Des milliers de dollars dépensés en vêtements, sous-vêtements et évasion de la plage et de la mer aux dépens des contribuables. La déléguée du groupe LREM à l’Assemblée nationale, Coralie Dubost, a été rivée à des déclarations de coûts inappropriées, selon une enquête de Mediapart publiée ce vendredi.
Le député de la troisième circonscription de l’Hérault multiplierait les dépenses astronomiques en 2018 et 2019 en s’immergeant dans son forfait de dépenses alloué par l’Assemblée. Cette enveloppe de 5373 euros était initialement destinée à couvrir divers frais liés exclusivement à la fonction du salarié sélectionné. Or, l’examen du mandat de Coralie Dubost a révélé un certain nombre d’achats “n’entrant pas dans” les coûts éligibles. Depuis, ils sont “réglés”, a assuré le salarié sélectionné à Mediapart.
“Je ne suis pas un arnaqueur”
Selon la députée, son ancien associé l’aurait tout simplement “mal conseillé” “J’ai été stupide (…), je ne suis pas un escroc”, s’est-elle défendue devant le site d’enquête en ligne. Ses dépenses ont été relevées à la suite d’une enquête interne lancée par la cellule anti-harcèlement de l’Assemblée nationale à la suite d’une « alerte collective » déposée par certains de ses anciens collaborateurs. Ainsi, les problèmes de souffrance au travail ont été mis en lumière, ainsi que la mauvaise gestion des deniers publics.
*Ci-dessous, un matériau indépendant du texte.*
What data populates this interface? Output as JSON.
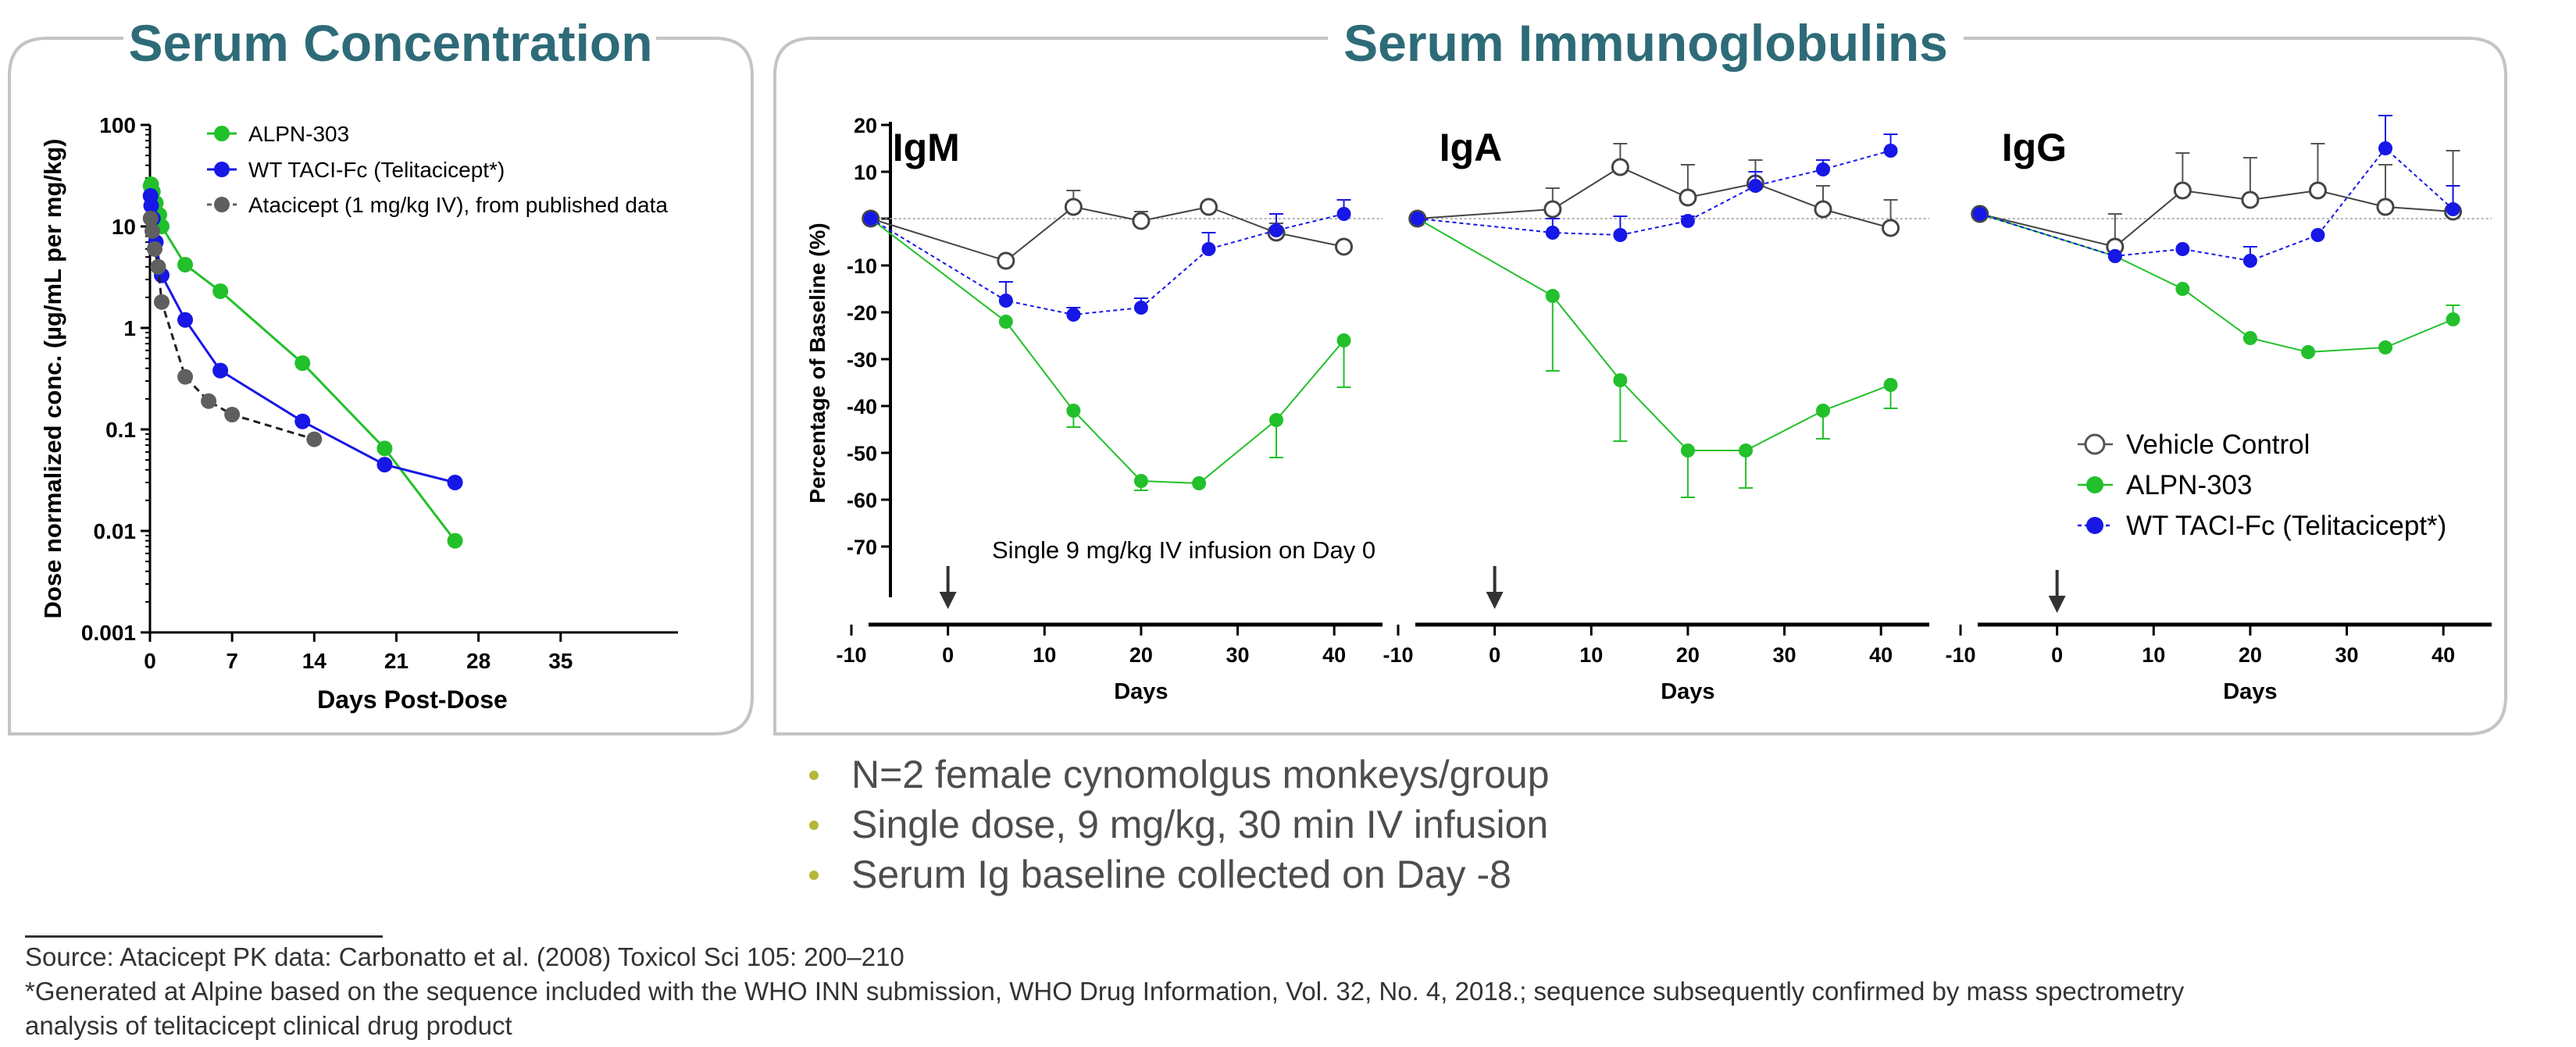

Les coûts seront astronomiques : Coralie Dubost a fait face à un découvert de plus de 7 000 euros début 2019. Ainsi, la représentante d’En Marche a dû “prendre un prêt personnel” pour arranger sa carte. Ces frais comprennent notamment “des frais vestimentaires mensuels de l’ordre de 1500 à 2000 euros”, selon un rapport finalisé en avril 2021, consulté par Mediapart. L’employé sélectionné, par exemple, utiliserait plus de 500 euros d’argent public pour acheter des sous-vêtements. En octobre 2018, elle dépenserait même plus de 3 300 euros en vêtements, notamment sur des sites de vente en ligne.
becs de mer
“Il y a des vêtements de mandat et personnels (…), je ne mets pas les mêmes choses dans ma vie personnelle et dans mon mandat”, s’est justifié le député. D’autres coûts problématiques sont ceux dépensés pour les aires de loisirs. Le député héraultais a ainsi payé une addition de 194 € à Bonaventure, un restaurant en bord de mer à Pavalas-les-Flots.
Les autres frais comprennent également les réservations dans un restaurant 5 étoiles situé à côté d’une piscine dans le quartier de Verchant. Des rendez-vous purement professionnels, s’est-elle excusée. “J’y ai pris plusieurs rendez-vous”, a-t-elle expliqué, évoquant aussi “le temps de travail et la cohésion d’équipe”. Outre ses dépenses, certains de ses associés évoquent des “demandes inappropriées” faites par leur patron : effectuer des tâches ménagères à la maison, transporter ses affaires de pressing, livrer des achats personnels…
Suite à la présentation d’un rapport relatant ces faits au printemps 2021, Coralie Dubost serait convoquée par le déontologue de l’Assemblée nationale Christophe Pallez, mais il n’y aurait pas de suite à cette rencontre. Connectée par Mediapart, la présidence de l’Assemblée a seulement déclaré, pour des raisons de confidentialité, qu’elle n’était “pas au courant des signalements faits par la cellule [anti-harcèlement] “.